Chipmaker AMD is pushing ahead with its latest Opteron server processors. The chipmaker just rolled out its 12-core and 16-core AMD Opteron 6300 Series, code named "Warsaw."
The new series of processors is designed to meet the demands of enterprise workloads. The 6300s feature what AMD calls the "Piledriver" core and are fully socket and software compatible with the existing AMD Opteron 6300 Series.
"With the continued move to virtualized environments for more efficient server utilization, more and more workloads are limited by memory capacity and I/O bandwidth," said Suresh Gopalakrishnan, corporate vice president and general manager, Server Business Unit at AMD. "The Opteron 6338P and 6370P processors are server CPUs optimized to deliver improved performance per-watt for virtualized private cloud deployments with less power and at lower cost points."
Core Value Propositions
AMD said the new Opteron 6338P (12 core) and 6370P (16 core) processors are in response to customer requests and are optimized to handle the heavily virtualized workloads found in enterprise environments, including the more complex compute needs of data analysis, xSQL and traditional databases, at optimal performance per-watt, per-dollar.
We caught up with Charles King, principal analyst at Pund-IT, to get his take on the new Opterons. He told us AMD is focusing on three of its core value propositions: driving extremely aggressive pricing, focusing on highly energy-efficient CPUs and designing solutions primarily for highly virtualized applications and business applications and workloads.

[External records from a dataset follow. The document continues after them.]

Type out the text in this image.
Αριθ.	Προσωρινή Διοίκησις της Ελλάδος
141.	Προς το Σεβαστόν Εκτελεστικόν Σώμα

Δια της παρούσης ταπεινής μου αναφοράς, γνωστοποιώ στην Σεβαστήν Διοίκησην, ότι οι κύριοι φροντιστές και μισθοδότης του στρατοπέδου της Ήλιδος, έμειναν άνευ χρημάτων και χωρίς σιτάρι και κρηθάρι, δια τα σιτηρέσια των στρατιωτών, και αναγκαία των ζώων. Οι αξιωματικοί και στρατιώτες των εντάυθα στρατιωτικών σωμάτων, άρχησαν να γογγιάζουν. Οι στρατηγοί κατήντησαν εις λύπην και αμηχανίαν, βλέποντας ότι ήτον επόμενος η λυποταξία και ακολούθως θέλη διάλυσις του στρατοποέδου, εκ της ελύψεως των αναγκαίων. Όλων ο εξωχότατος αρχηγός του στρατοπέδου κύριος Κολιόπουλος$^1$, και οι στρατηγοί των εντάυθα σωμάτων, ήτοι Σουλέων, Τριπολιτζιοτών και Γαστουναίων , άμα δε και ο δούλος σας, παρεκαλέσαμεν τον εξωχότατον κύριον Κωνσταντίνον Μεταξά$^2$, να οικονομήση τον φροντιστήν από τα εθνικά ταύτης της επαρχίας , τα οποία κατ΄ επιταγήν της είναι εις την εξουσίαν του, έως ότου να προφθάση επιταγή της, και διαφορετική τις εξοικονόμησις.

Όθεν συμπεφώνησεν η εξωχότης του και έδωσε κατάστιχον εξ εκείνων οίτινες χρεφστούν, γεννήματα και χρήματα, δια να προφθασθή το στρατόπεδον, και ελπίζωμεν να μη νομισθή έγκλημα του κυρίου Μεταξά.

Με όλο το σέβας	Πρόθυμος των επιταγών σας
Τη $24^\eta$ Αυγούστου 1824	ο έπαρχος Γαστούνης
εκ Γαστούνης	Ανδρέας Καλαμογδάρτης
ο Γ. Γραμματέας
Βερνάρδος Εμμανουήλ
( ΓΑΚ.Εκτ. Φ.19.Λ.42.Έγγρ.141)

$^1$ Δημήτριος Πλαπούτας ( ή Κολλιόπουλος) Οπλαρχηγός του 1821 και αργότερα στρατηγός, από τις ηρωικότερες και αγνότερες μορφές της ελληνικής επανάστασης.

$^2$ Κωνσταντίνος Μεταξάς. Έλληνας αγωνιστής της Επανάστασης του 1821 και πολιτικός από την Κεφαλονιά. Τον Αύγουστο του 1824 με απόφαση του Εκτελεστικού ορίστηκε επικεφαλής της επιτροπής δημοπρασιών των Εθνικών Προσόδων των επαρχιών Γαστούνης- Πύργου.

“In x86, virtualization is the keyword for most business computing these days and these new Opterons seem to be designed to support these kinds of environments by delivering higher memory capacity and better I/O bandwidth,” King said. “AMD is doing it at a price that is kind to the pocket book on the Capex side but also delivers energy savings that will be welcomed by many customers on the Opex side as well.”
Finding the Market
AMD is touting the power efficiency and cost effectiveness of the new processors as ideal for its Open 3.0 Open Compute Platform -- which the company bills as the industry's most cost effective Open Compute platform.
Building on its legacy of innovative datacenter solutions, AMD has aligned with the Open Compute initiative to help design highly efficient server solutions at the lowest possible costs. AMD describes Open 3.0 as the first and only Open Compute platform that can be deployed in a standard rack infrastructure and can be easily adapted for cloud computing, storage and high-performance computing.
“Opteron was greeted with open arms by the industry and the market when it was first introduced. AMD has struggled a bit with maintaining their position in the server market,” King said.
“I did note AMD is positioning the new chips as being ideal for the Open Compute project systems that the folks at Facebook came up. The Open Compute project architecture is aimed at highly dense cloud computing environments. I believe that AMD would very much like to establish a position in that market. It would be great from a product shipment and sales perspective, and from the look of these new Opteron solutions the company appears to have a tech that appears to play very well in that space," he said.
The new AMD Opteron 6338P and 6370P processors are available today through Penguin and Avnet system integrators and have been qualified for servers from Sugon and Supermicro at a starting price of $377 and $598, respectively.